For a full colour example, the Creating French Culture exhibition shows the Beatus initial from an 11th century psalter-hymnal of St Germain des Pres (Bibliothèque National de France, Manuscripts Dept, Western Section, Lat.11550).

historiated initial A historiated initial illustrates the text in some way, possibly providing not only a place marker but a mnemonic device to jog the memory. In the example at left the letter C begins the phrase cantate domino, which is what the little group of clerics are doing, singing to the Lord
From the Luttrell Psalter (now in the British Library). (From New Palaeographical Society 1904)
While initials bore a relationship to the text, borders seem to most often contain purely decorative elements or those whose significance is related to the art style and psyche of the era rather than the content of the page. During the 14th century borders broke out in an extravaganza of mad imagery, with fantastic creatures, little genre scenes and crazy whimsical anomalies. Solemn and prestigious works were not immune from this phenomenon. In fact, they were the most likely subjects for it. It seems to go along with similarly bizarre representations in church art, where what seem like inappropriate things appear in holy places. I shall not even attempt anything so fanciful as to relate it to the famines and plagues of the era and a desperate attempt to mock gently at God in order to get his attention. However, if you find a monkey examining a urine flask or a creature with three heads and no legs standing upside down, you have hit the era from around 1330.

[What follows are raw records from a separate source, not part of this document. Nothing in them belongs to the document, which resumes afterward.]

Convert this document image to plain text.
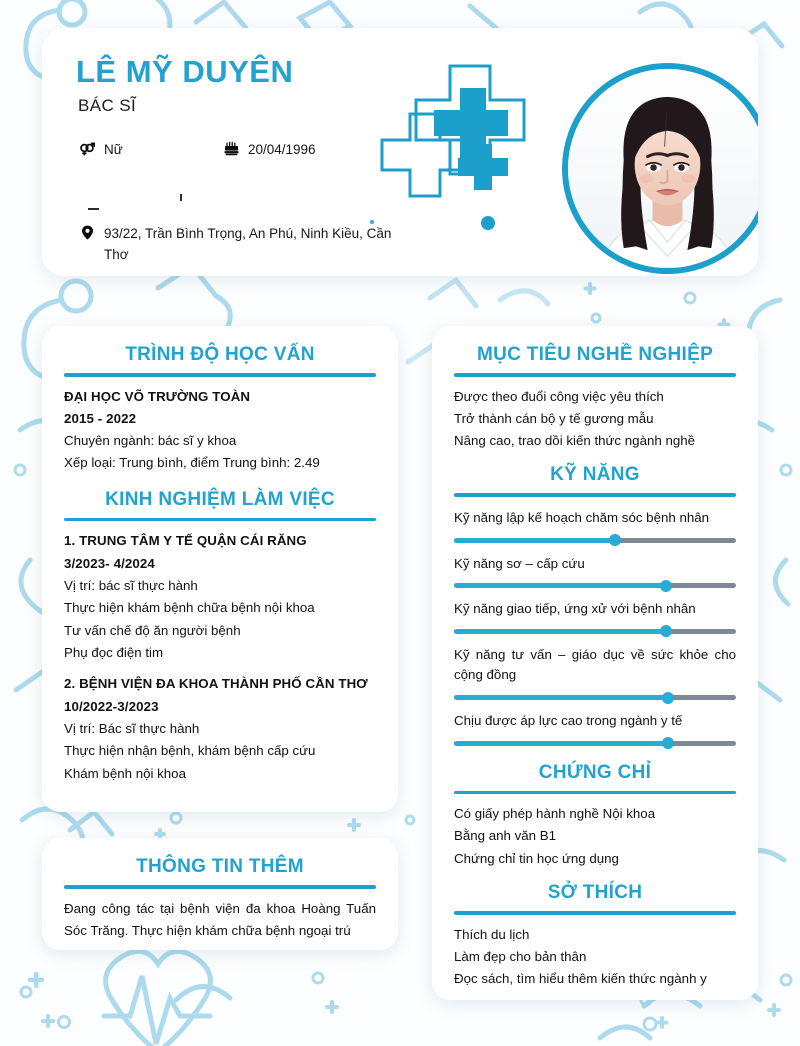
LÊ MỸ DUYÊN
BÁC SĨ
Nữ	20/04/1996
93/22, Trần Bình Trọng, An Phú, Ninh Kiều, Cần Thơ
TRÌNH ĐỘ HỌC VẤN
ĐẠI HỌC VÕ TRƯỜNG TOÀN
2015 - 2022
Chuyên ngành: bác sĩ y khoa
Xếp loại: Trung bình, điểm Trung bình: 2.49
KINH NGHIỆM LÀM VIỆC
1. TRUNG TÂM Y TẾ QUẬN CÁI RĂNG
3/2023- 4/2024
Vị trí: bác sĩ thực hành
Thực hiện khám bệnh chữa bệnh nội khoa
Tư vấn chế độ ăn người bệnh
Phụ đọc điện tim
2. BỆNH VIỆN ĐA KHOA THÀNH PHỐ CẦN THƠ
10/2022-3/2023
Vị trí: Bác sĩ thực hành
Thực hiện nhận bệnh, khám bệnh cấp cứu
Khám bệnh nội khoa
THÔNG TIN THÊM
Đang công tác tại bệnh viện đa khoa Hoàng Tuấn Sóc Trăng. Thực hiện khám chữa bệnh ngoại trú
MỤC TIÊU NGHỀ NGHIỆP
Được theo đuổi công việc yêu thích
Trở thành cán bộ y tế gương mẫu
Nâng cao, trao dồi kiến thức ngành nghề
KỸ NĂNG
Kỹ năng lập kế hoạch chăm sóc bệnh nhân
Kỹ năng sơ – cấp cứu
Kỹ năng giao tiếp, ứng xử với bệnh nhân
Kỹ năng tư vấn – giáo dục về sức khỏe cho cộng đồng
Chịu được áp lực cao trong ngành y tế
CHỨNG CHỈ
Có giấy phép hành nghề Nội khoa
Bằng anh văn B1
Chứng chỉ tin học ứng dụng
SỞ THÍCH
Thích du lịch
Làm đẹp cho bản thân
Đọc sách, tìm hiểu thêm kiến thức ngành y
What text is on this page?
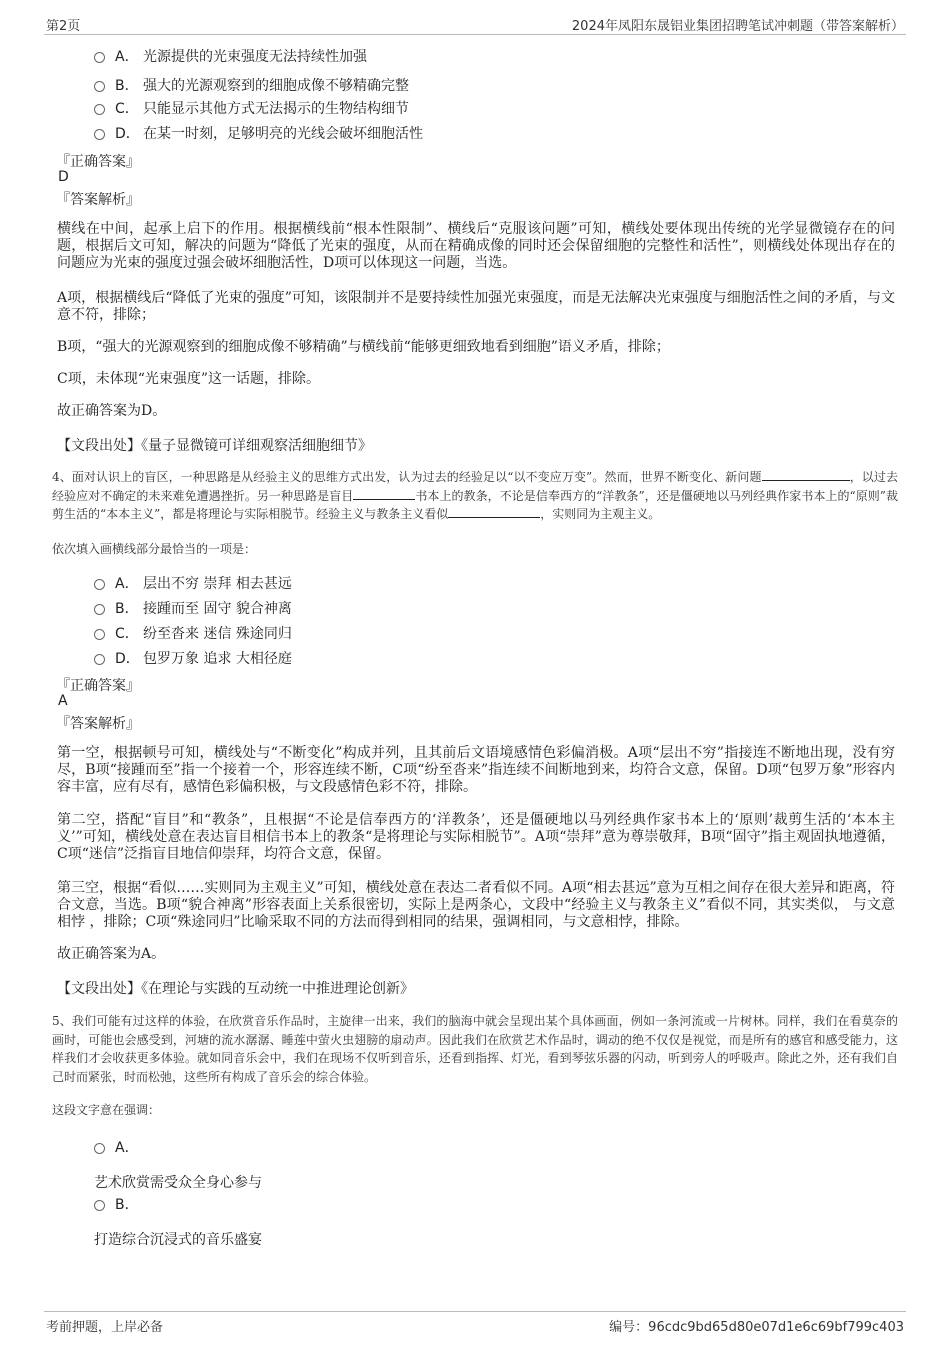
第2页	2024年凤阳东晟铝业集团招聘笔试冲刺题（带答案解析）
A． 光源提供的光束强度无法持续性加强
B． 强大的光源观察到的细胞成像不够精确完整
C． 只能显示其他方式无法揭示的生物结构细节
D． 在某一时刻，足够明亮的光线会破坏细胞活性
『正确答案』
D
『答案解析』
横线在中间，起承上启下的作用。根据横线前“根本性限制”、横线后“克服该问题”可知，横线处要体现出传统的光学显微镜存在的问题，根据后文可知，解决的问题为“降低了光束的强度，从而在精确成像的同时还会保留细胞的完整性和活性”，则横线处体现出存在的问题应为光束的强度过强会破坏细胞活性，D项可以体现这一问题，当选。
A项，根据横线后“降低了光束的强度”可知，该限制并不是要持续性加强光束强度，而是无法解决光束强度与细胞活性之间的矛盾，与文意不符，排除；
B项，“强大的光源观察到的细胞成像不够精确”与横线前“能够更细致地看到细胞”语义矛盾，排除；
C项，未体现“光束强度”这一话题，排除。
故正确答案为D。
【文段出处】《量子显微镜可详细观察活细胞细节》
4、面对认识上的盲区，一种思路是从经验主义的思维方式出发，认为过去的经验足以“以不变应万变”。然而，世界不断变化、新问题	，以过去经验应对不确定的未来难免遭遇挫折。另一种思路是盲目	书本上的教条，不论是信奉西方的“洋教条”，还是僵硬地以马列经典作家书本上的“原则”裁剪生活的“本本主义”，都是将理论与实际相脱节。经验主义与教条主义看似	，实则同为主观主义。
依次填入画横线部分最恰当的一项是：
A． 层出不穷 崇拜 相去甚远
B． 接踵而至 固守 貌合神离
C． 纷至沓来 迷信 殊途同归
D． 包罗万象 追求 大相径庭
『正确答案』
A
『答案解析』
第一空，根据顿号可知，横线处与“不断变化”构成并列，且其前后文语境感情色彩偏消极。A项“层出不穷”指接连不断地出现，没有穷尽，B项“接踵而至”指一个接着一个，形容连续不断，C项“纷至沓来”指连续不间断地到来，均符合文意，保留。D项“包罗万象”形容内容丰富，应有尽有，感情色彩偏积极，与文段感情色彩不符，排除。
第二空，搭配“盲目”和“教条”，且根据“不论是信奉西方的‘洋教条’，还是僵硬地以马列经典作家书本上的‘原则’裁剪生活的‘本本主义’”可知，横线处意在表达盲目相信书本上的教条“是将理论与实际相脱节”。A项“崇拜”意为尊崇敬拜，B项“固守”指主观固执地遵循，C项“迷信”泛指盲目地信仰崇拜，均符合文意，保留。
第三空，根据“看似……实则同为主观主义”可知，横线处意在表达二者看似不同。A项“相去甚远”意为互相之间存在很大差异和距离，符合文意，当选。B项“貌合神离”形容表面上关系很密切，实际上是两条心，文段中“经验主义与教条主义”看似不同，其实类似， 与文意相悖 ，排除；C项“殊途同归”比喻采取不同的方法而得到相同的结果，强调相同，与文意相悖，排除。
故正确答案为A。
【文段出处】《在理论与实践的互动统一中推进理论创新》
5、我们可能有过这样的体验，在欣赏音乐作品时，主旋律一出来，我们的脑海中就会呈现出某个具体画面，例如一条河流或一片树林。同样，我们在看莫奈的画时，可能也会感受到，河塘的流水潺潺、睡莲中萤火虫翅膀的扇动声。因此我们在欣赏艺术作品时，调动的绝不仅仅是视觉，而是所有的感官和感受能力，这样我们才会收获更多体验。就如同音乐会中，我们在现场不仅听到音乐，还看到指挥、灯光，看到琴弦乐器的闪动，听到旁人的呼吸声。除此之外，还有我们自己时而紧张，时而松弛，这些所有构成了音乐会的综合体验。
这段文字意在强调：
A．
艺术欣赏需受众全身心参与
B．
打造综合沉浸式的音乐盛宴
考前押题，上岸必备	编号：96cdc9bd65d80e07d1e6c69bf799c403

A furry footed fiddler makes the bow hair fly in a margin of the Luttrell Psalter (now in the British Library). (From New Palaeographical Society 1904)
A monkey examines a urine flask in a 14th century nave window in York Minster.
border By the 15th century there was a return to floral and foliate ornament, only with a more naturalistic representation than the twining jungle vines of the 12th century. That is to say, there was plenty of curling and less interlacing, but recognisable species of flowers, fruit and sometimes animals and birds were sprinkled among them. You can put it down to Italian influences on the more accurate representation of reality, to a growing interest in the natural world, to a more benign social and natural environment which requires fewer monsters to scare the demons away, to the commodification of culture and the moving of prestige goods into the comfort zone. Or you can just say it's very pretty.
At left, floral and foliate border on a leaf from a late 15th century book of hours, by permission of the University of Tasmania Library. At right, similar ornament on a leaf from a late 15th century French book of hours, from a private collection.